Celene é produto da desonestidade intelectual e da má fé de editores, colunistas e articulistas que atuam na chamada “grande mídia” e que deformam o imaginário e o caráter de sua audiência com coberturas parciais, meias-verdades, boatos alçados à condição de fatos, declarações selecionadas e mentiras deliberadas. Não preciso citar seus nomes. Celene é fruto da canalhice e da demagogia da oposição de direita na Câmara Federal e no Senado, blindada por editores, articulistas e colunistas da “grande mídia”.

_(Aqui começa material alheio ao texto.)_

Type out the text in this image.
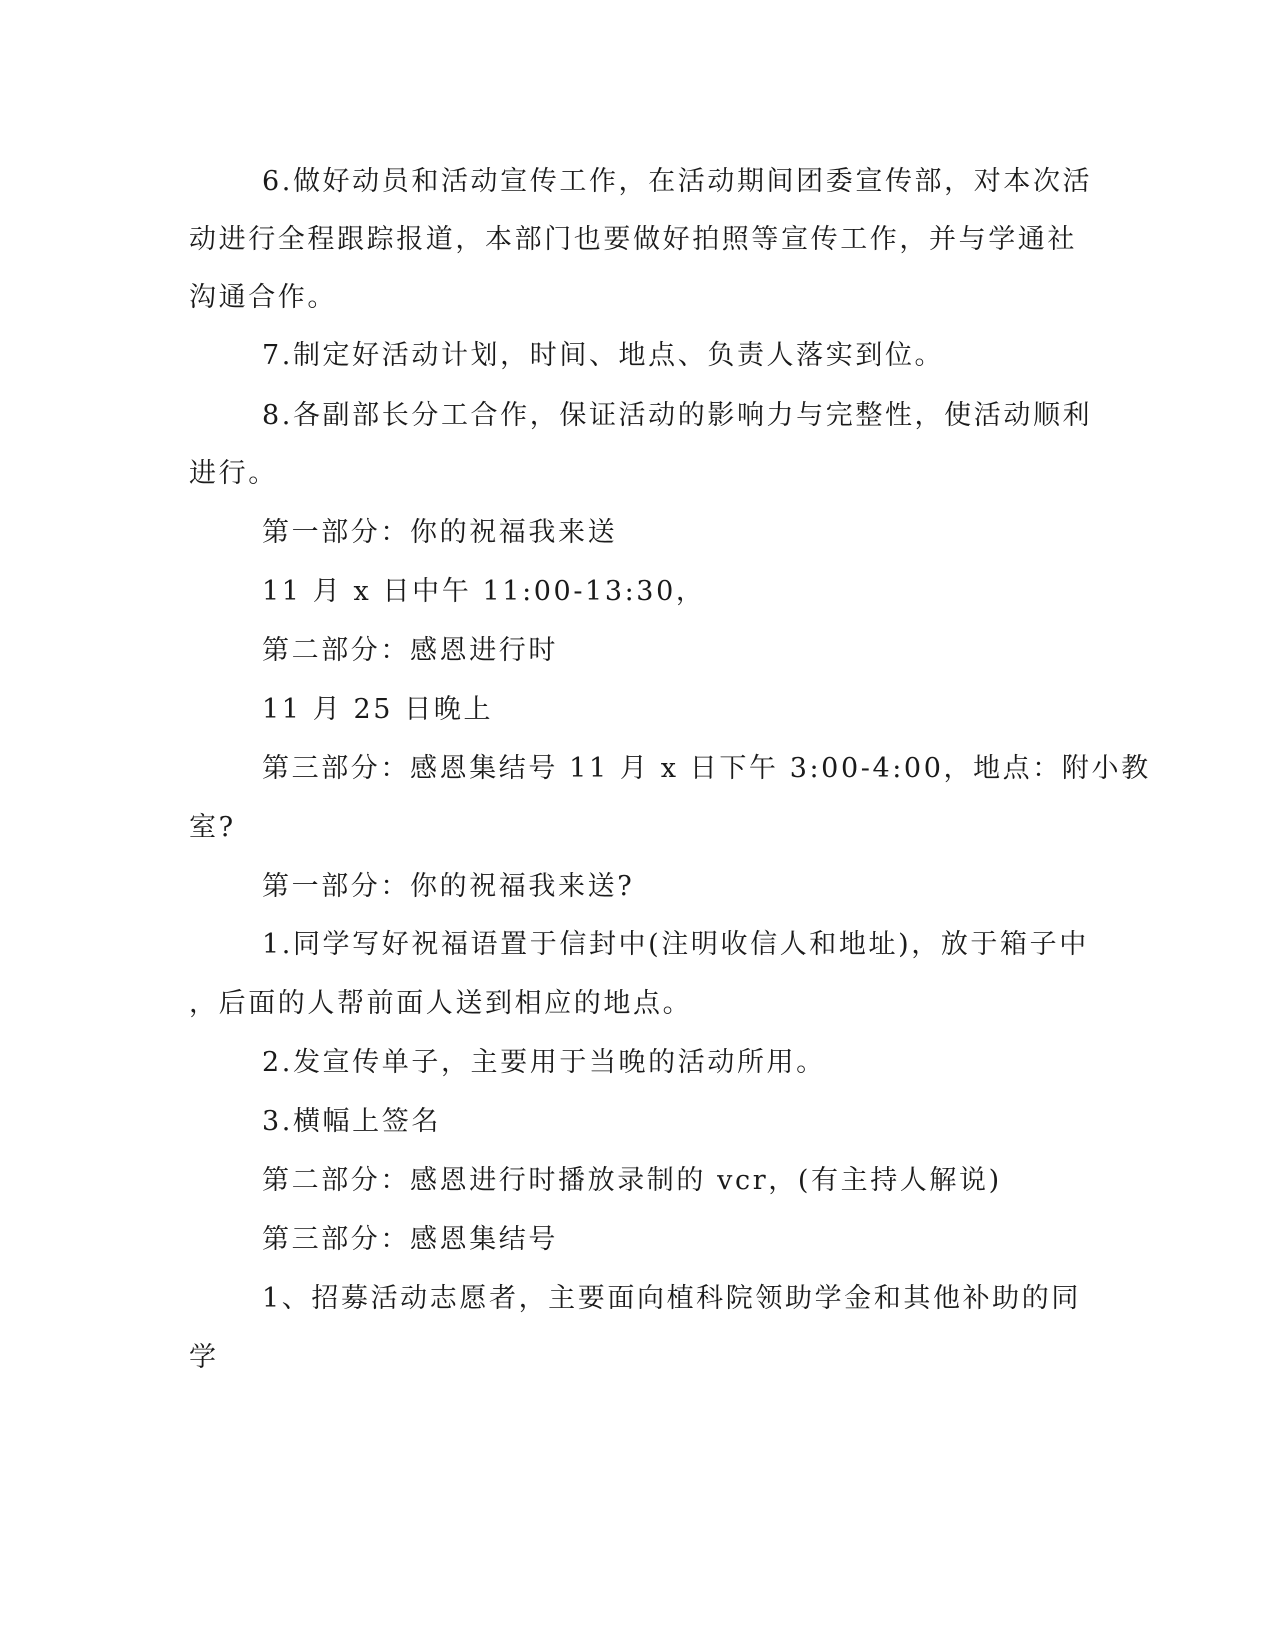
6.做好动员和活动宣传工作，在活动期间团委宣传部，对本次活
动进行全程跟踪报道，本部门也要做好拍照等宣传工作，并与学通社
沟通合作。
7.制定好活动计划，时间、地点、负责人落实到位。
8.各副部长分工合作，保证活动的影响力与完整性，使活动顺利
进行。
第一部分：你的祝福我来送
11 月 x 日中午 11:00-13:30，
第二部分：感恩进行时
11 月 25 日晚上
第三部分：感恩集结号 11 月 x 日下午 3:00-4:00，地点：附小教
室?
第一部分：你的祝福我来送?
1.同学写好祝福语置于信封中(注明收信人和地址)，放于箱子中
，后面的人帮前面人送到相应的地点。
2.发宣传单子，主要用于当晚的活动所用。
3.横幅上签名
第二部分：感恩进行时播放录制的 vcr，(有主持人解说)
第三部分：感恩集结号
1、招募活动志愿者，主要面向植科院领助学金和其他补助的同
学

O episódio de Celene dá sequência ao macartismo tupiniquim (muito em vigor durante a ditadura militar!) e que já vitimou Guido Mantega, Alexandre Padilha, José Eduardo Cardoso, Stédile, Jô Soares, Marieta Severo, o rapper Flávio Renegado, os médicos cubanos, os imigrantes haitianos e o casal de intelectual de Perdizes. O mesmo macartismo que, ontem, decidiu, numa expressão sem precedentes da burrice motivada ou da má fé deliberada, atacar o último ENEM por conter questões sobre a persistente violência contra a mulher e sobre o racismo na sociedade brasileira.

Em seu maravilhoso “Como conversar com um facista”, Marcia Tiburi chama atenção para o papel da burrice – aquilo que Hannah Arendt caracteriza como “vazio do pensamento” – na banalização do mal a que assistimos ora chocados ora silentes. O fascista não pensa nem reflete criticamente: apenas repete afirmações que estão de acordo com os preconceitos que carrega em si há tempos e dos quais não conseguiu se livrar. “O fascismo é a máscara mortuária do conhecimento”, explica a filósofa em seu livro.

Os que se calam hoje diante da escalada do fascismo no Brasil, por conveniência, preguiça ou egoísmo, não têm ideia do que lhes espera no futuro se esse mal não for devidamente contido. O fascismo e o nazismo aniquilaram milhões de seres humanos com requintes de crueldade pelo simples fato de estes serem judeus, homossexuais, ciganos e comunistas. Não se esqueçam disso!

Peço muitas desculpas a Suplicy e a Haddad, homens públicos que gozam do meu respeito e da minha admiração. O PSOL repudia veementemente não só as agressões de Celene como também o antipetismo odioso expresso pela “grande mídia”, pelos partidos de oposição de direita e pelas hostes fascistas na internet (sempre juntos e misturados!). Só a parte obtusa da militância petista nas redes sociais – obtusa e adepta da má fé como sua contraparte tucana – pode achar e dizer que o PSOL endossaria essa barbárie. Por outro lado, o demo-tucanato pode me chamar à vontade de “linha auxiliar do PT” se isso significar se colocar contra a estupidez e a desonestidade intelectual dos que atacam a agenda e as figuras públicas petistas comprometidas com a justiça social!

Jamais sejamos complacentes com fascistas. Reajamos sempre às suas ações. Mas, num gesto humanitário que nos cabe, apiedemo-nos dessas almas pequenas; elas foram envenenadas por canalhas que, ao contrário de nós, estão pouco interessados num mundo mais justo e humano.